One-man Fringe show promises to lift the lid on tabloid tactics
IT HAS featured gripping testimony from media figures Rupert Murdoch and Rebekah Brooks as well as celebrity actors such as Hugh Grant and Sienna Miller. Now a taste of the Leveson Inquiry is coming to Scotland.
Former tabloid journalist Richard Peppiatt, whose resignation letter to media baron Richard Desmond prompted anonymous threats and two appearances at the long-running investigation, is bringing a one-man show to this year’s Edinburgh Festival Fringe.
The show – called One Rogue Reporter after the famous defence put forward by the News of the World before its closure – will take a wry look at how some tabloid newspapers operate and Peppiatt’s own evidence to the judicial inquiry.
He said: “It’s about turning the tables on some tabloid tactics and testing their proclamations about privacy,” he told Scotland on Sunday. “There’s a bit of a Frankenstein narrative going on – they created the monster and now I’ve turned on them.”

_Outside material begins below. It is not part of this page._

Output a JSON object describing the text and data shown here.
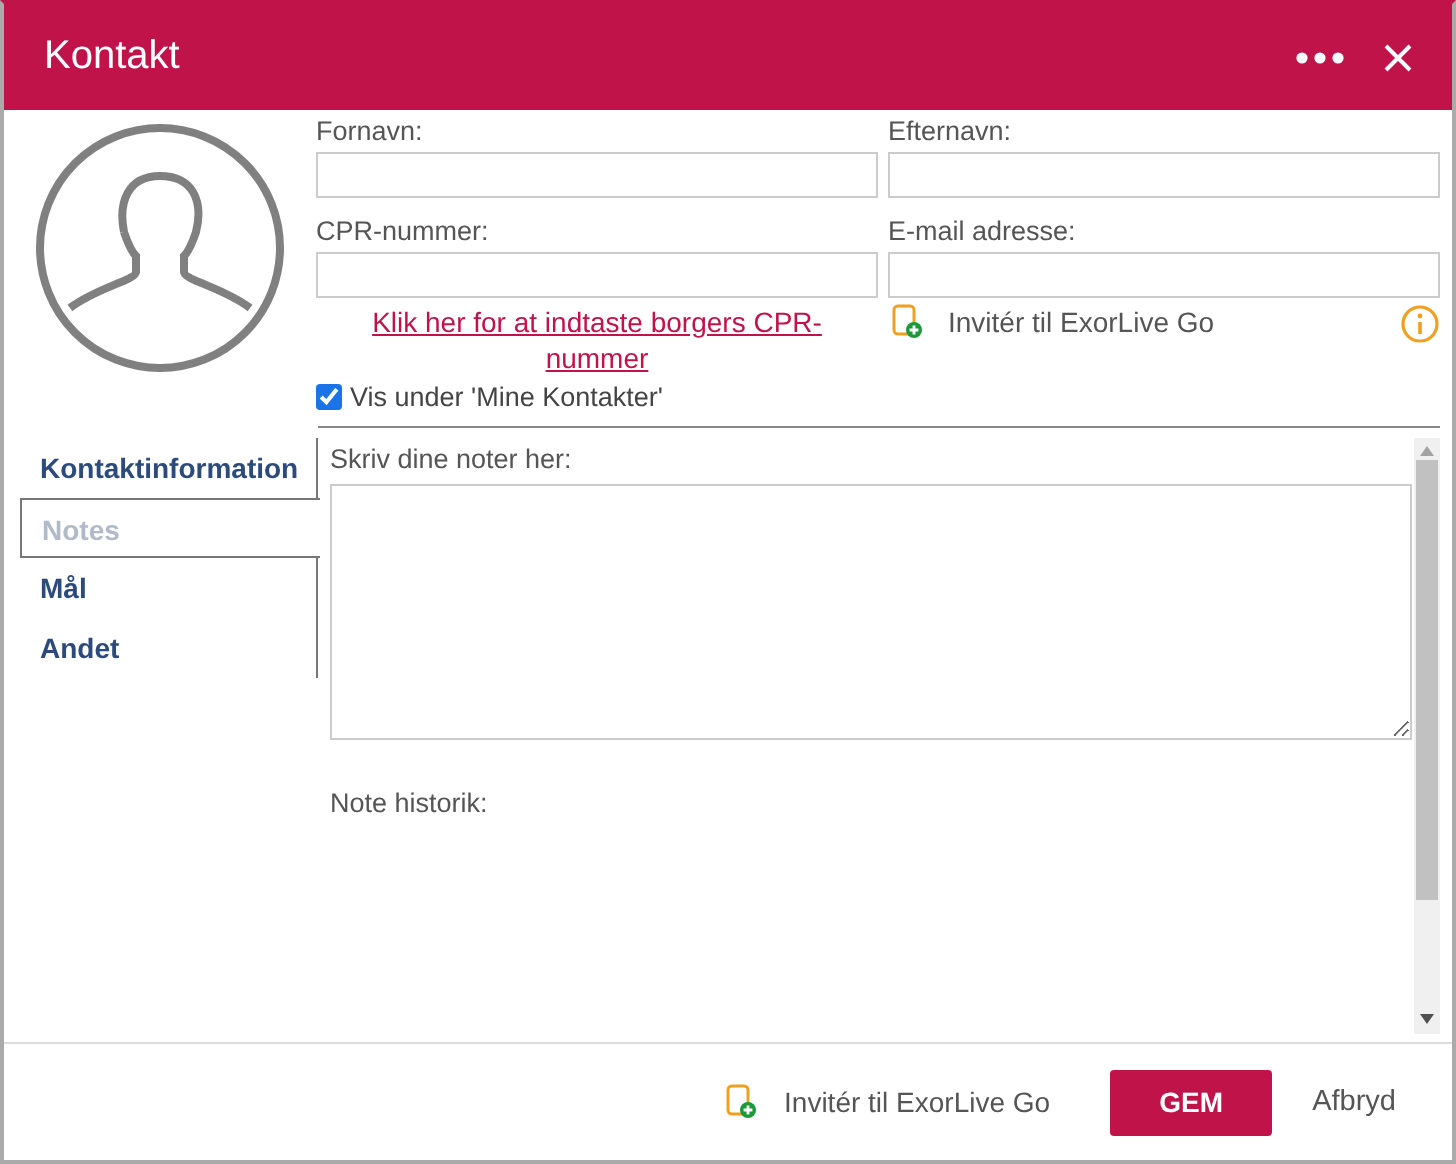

The show will also chart Peppiatt’s time at the Daily Star, and his resignation letter, which was made public and in which he described the Express Newspapers publisher Desmond as the “inventor of a handy product for lining rabbit hutches”.
His two appearances at the Leveson Inquiry will also feature.

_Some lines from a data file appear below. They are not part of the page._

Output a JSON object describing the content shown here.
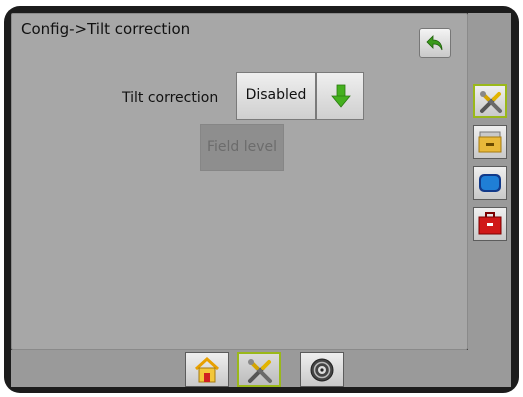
{
  "header": {
    "title": "Config->Tilt correction"
  },
  "settings": {
    "tilt_correction": {
      "label": "Tilt correction",
      "value": "Disabled"
    },
    "field_level": {
      "label": "Field level",
      "enabled": false
    }
  },
  "right_rail": [
    {
      "icon": "tools-icon",
      "selected": true
    },
    {
      "icon": "folder-icon",
      "selected": false
    },
    {
      "icon": "display-icon",
      "selected": false
    },
    {
      "icon": "toolbox-icon",
      "selected": false
    }
  ],
  "bottom_nav": [
    {
      "icon": "home-icon",
      "selected": false
    },
    {
      "icon": "tools-icon",
      "selected": true
    },
    {
      "icon": "gnss-icon",
      "selected": false
    }
  ],
  "colors": {
    "accent_selected": "#9ab81a",
    "back_arrow": "#3a9a1a",
    "dropdown_arrow": "#45b01f",
    "panel_bg": "#a7a7a7"
  }
}
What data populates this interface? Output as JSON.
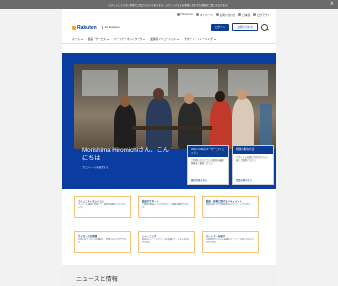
{
  "banner": {
    "text": "ログインしていない状態でご覧いただいております。ログインするとお客様に合わせた情報をご覧いただけます。",
    "close": "×"
  },
  "utility": {
    "items": [
      {
        "label": "Follow Us",
        "icon": "globe-icon"
      },
      {
        "label": "マイページ",
        "icon": "user-icon"
      },
      {
        "label": "お問い合わせ",
        "icon": "chat-icon"
      },
      {
        "label": "日本語",
        "icon": "language-icon"
      },
      {
        "label": "ログアウト",
        "icon": "logout-icon"
      }
    ]
  },
  "brand": {
    "name": "Rakuten",
    "subtitle": "for business",
    "primary_action": "ログイン",
    "secondary_action": "お問い合わせ"
  },
  "nav": {
    "items": [
      "ホーム",
      "製品・サービス",
      "パートナーネットワーク",
      "業種別ソリューション",
      "サポート・トレーニング"
    ]
  },
  "hero": {
    "greeting": "Morishima Hiromichiさん、こんにちは",
    "sub": "プロフィールを確認する",
    "card_left": {
      "title": "Web Cafeのユーザーコミュニティ",
      "body": "ご利用いただいている製品の最新情報をご確認ください",
      "link": "最新情報を見る"
    },
    "card_right": {
      "title": "問題の解決方法",
      "body": "サポートにお問い合わせいただく前にご確認ください",
      "link": "問題を解決する"
    }
  },
  "tiles": [
    {
      "title": "コミュニティセッション",
      "body": "オンライン講座に参加して、最新の情報を入手しましょう。"
    },
    {
      "title": "製品のサポート",
      "body": "ご使用の製品についてのサポート情報を確認できます。"
    },
    {
      "title": "製品・技術に関するドキュメント",
      "body": "製品の使い方や技術資料をダウンロードできます。"
    },
    {
      "title": "ライセンスの管理",
      "body": "お持ちのライセンスを確認し、管理することができます。"
    },
    {
      "title": "トレーニング",
      "body": "製品のトレーニングコースを受講して、スキルを向上できます。"
    },
    {
      "title": "パートナーを探す",
      "body": "お客様のビジネスに最適なパートナーを見つけることができます。"
    }
  ],
  "news": {
    "title": "ニュースと情報"
  },
  "colors": {
    "brand_blue": "#0b3d91",
    "hero_blue": "#0b3da0",
    "tile_border": "#f5c27a"
  }
}
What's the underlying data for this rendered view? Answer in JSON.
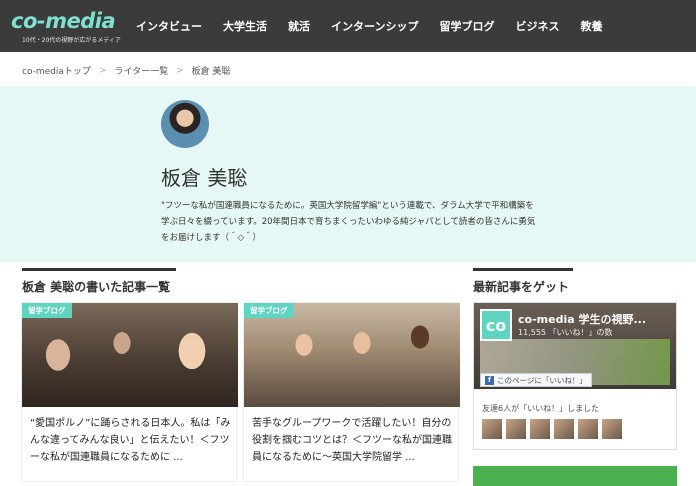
{
  "header": {
    "logo_text": "co-media",
    "logo_tagline": "10代・20代の視野が広がるメディア",
    "nav": [
      "インタビュー",
      "大学生活",
      "就活",
      "インターンシップ",
      "留学ブログ",
      "ビジネス",
      "教養"
    ]
  },
  "breadcrumb": [
    "co-mediaトップ",
    "ライター一覧",
    "板倉 美聡"
  ],
  "profile": {
    "name": "板倉 美聡",
    "bio": "\"フツーな私が国連職員になるために。英国大学院留学編\"という連載で、ダラム大学で平和構築を学ぶ日々を綴っています。20年間日本で育ちまくったいわゆる純ジャパとして読者の皆さんに勇気をお届けします（＾◇＾）"
  },
  "articles_section": {
    "title": "板倉 美聡の書いた記事一覧"
  },
  "articles": [
    {
      "tag": "留学ブログ",
      "title": "“愛国ポルノ”に踊らされる日本人。私は「みんな違ってみんな良い」と伝えたい！＜フツーな私が国連職員になるために ..."
    },
    {
      "tag": "留学ブログ",
      "title": "苦手なグループワークで活躍したい！自分の役割を掴むコツとは？＜フツーな私が国連職員になるために〜英国大学院留学 ..."
    }
  ],
  "sidebar": {
    "title": "最新記事をゲット",
    "fb": {
      "logo": "co",
      "page_name": "co-media 学生の視野...",
      "likes": "11,555 「いいね！」の数",
      "like_button": "このページに「いいね！」",
      "friends": "友達6人が「いいね！」しました"
    }
  }
}
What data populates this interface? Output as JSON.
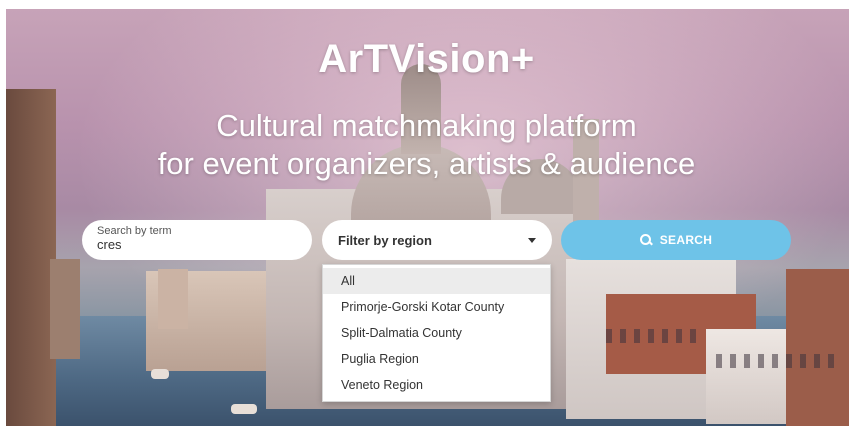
{
  "hero": {
    "title": "ArTVision+",
    "subtitle_line1": "Cultural matchmaking platform",
    "subtitle_line2": "for event organizers, artists & audience"
  },
  "search": {
    "term_label": "Search by term",
    "term_value": "cres",
    "region_placeholder": "Filter by region",
    "button_label": "SEARCH",
    "button_icon": "search-icon"
  },
  "region_dropdown": {
    "options": [
      "All",
      "Primorje-Gorski Kotar County",
      "Split-Dalmatia County",
      "Puglia Region",
      "Veneto Region"
    ],
    "highlighted": "All"
  },
  "colors": {
    "button": "#6ec3e8",
    "text_on_hero": "#ffffff"
  }
}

During one appearance in November last year, Peppiatt revealed that he had received threats and may have had his phone hacked following his resignation from the Daily Star.
The show, a mix of stand-up and video footage, will run at the Pleasance Courtyard throughout August.

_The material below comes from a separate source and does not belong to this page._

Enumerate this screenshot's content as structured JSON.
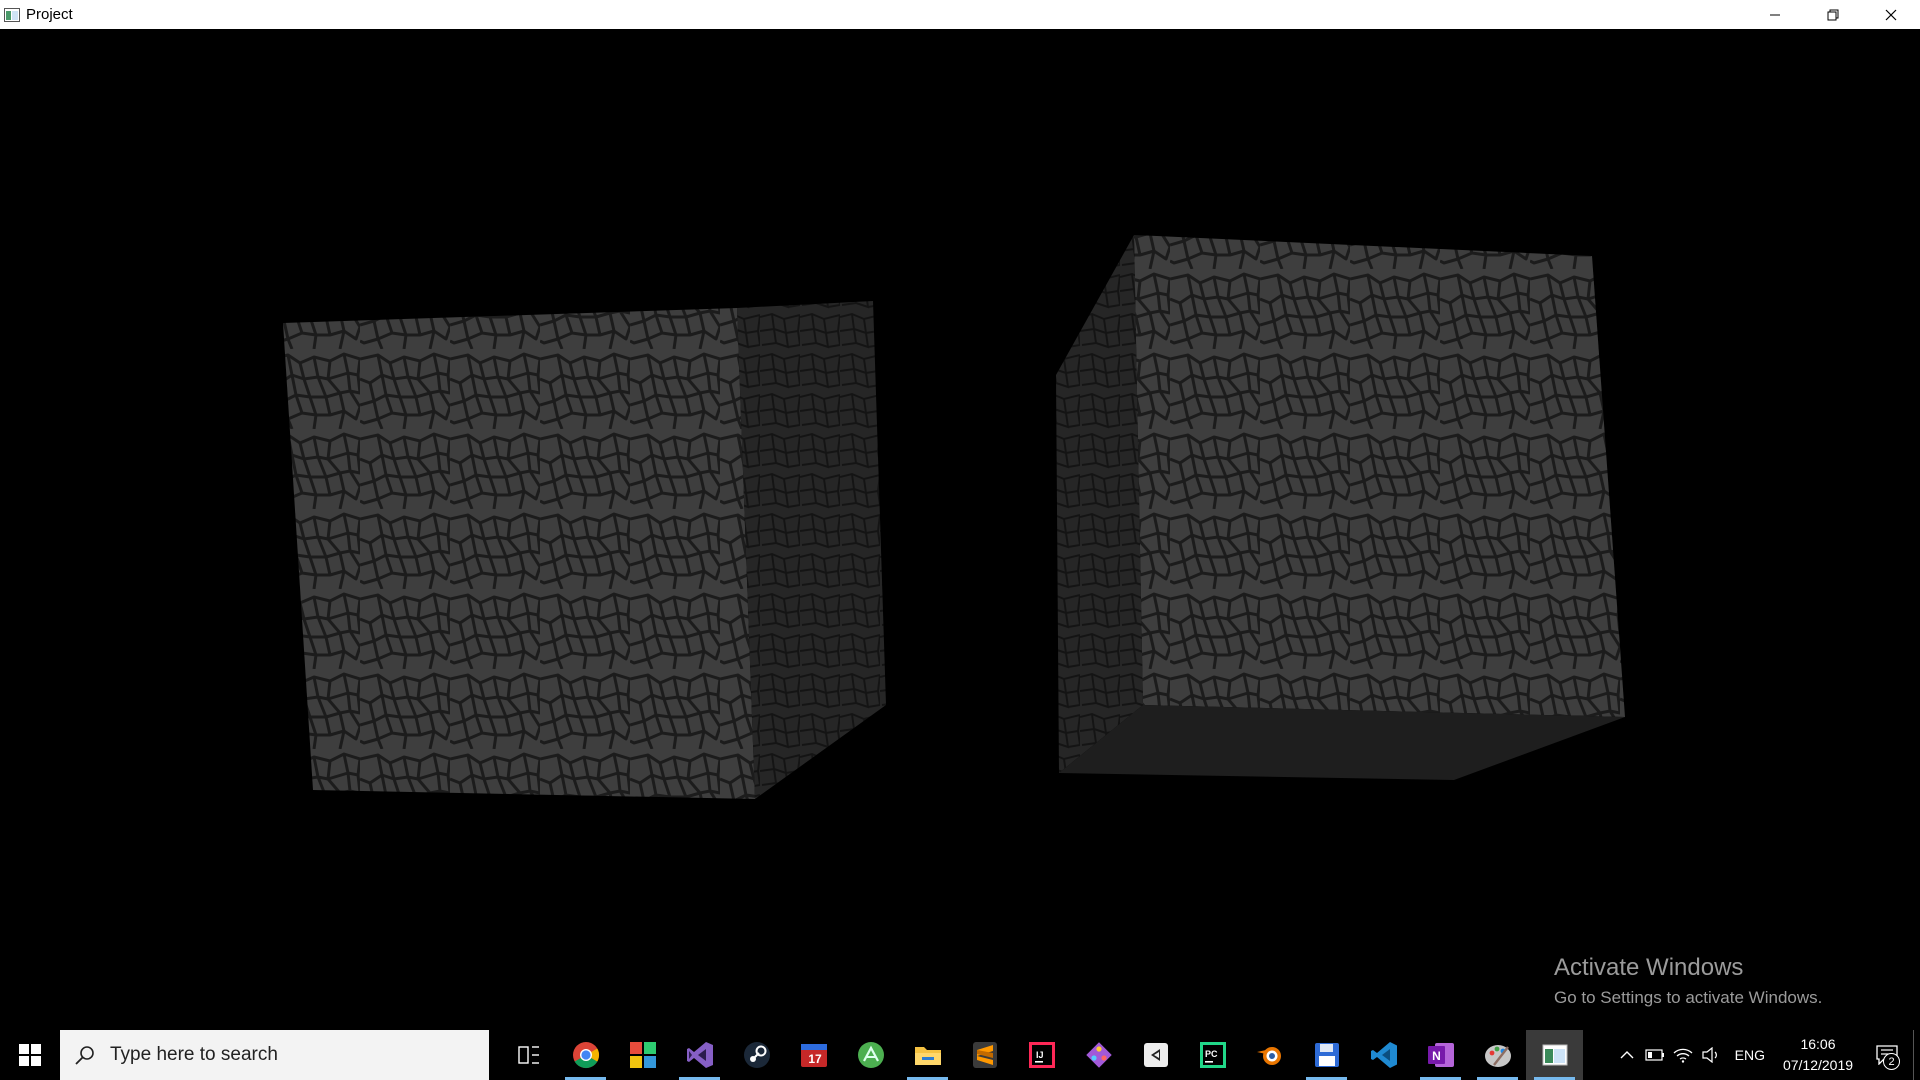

In previous years a number of contemporary political themes have made it onto the stage at the Edinburgh Festival, including the Iraq War, which was immortalised in Gregory Burke’s play Black Watch, which debuted at the Festival in 2006.
Media expert Charles Fletcher, of Caledonia Media, said Peppiatt’s show “will have great resonance within the media and political village, given the audience the Fringe attracts.”
However, media commentator Iain Hepburn wasn’t convinced.
“People might go along to hear him dish the dirt on his time at the Star, but will the general public be enamoured with the minutiae of reporting? I suspect not,” he said.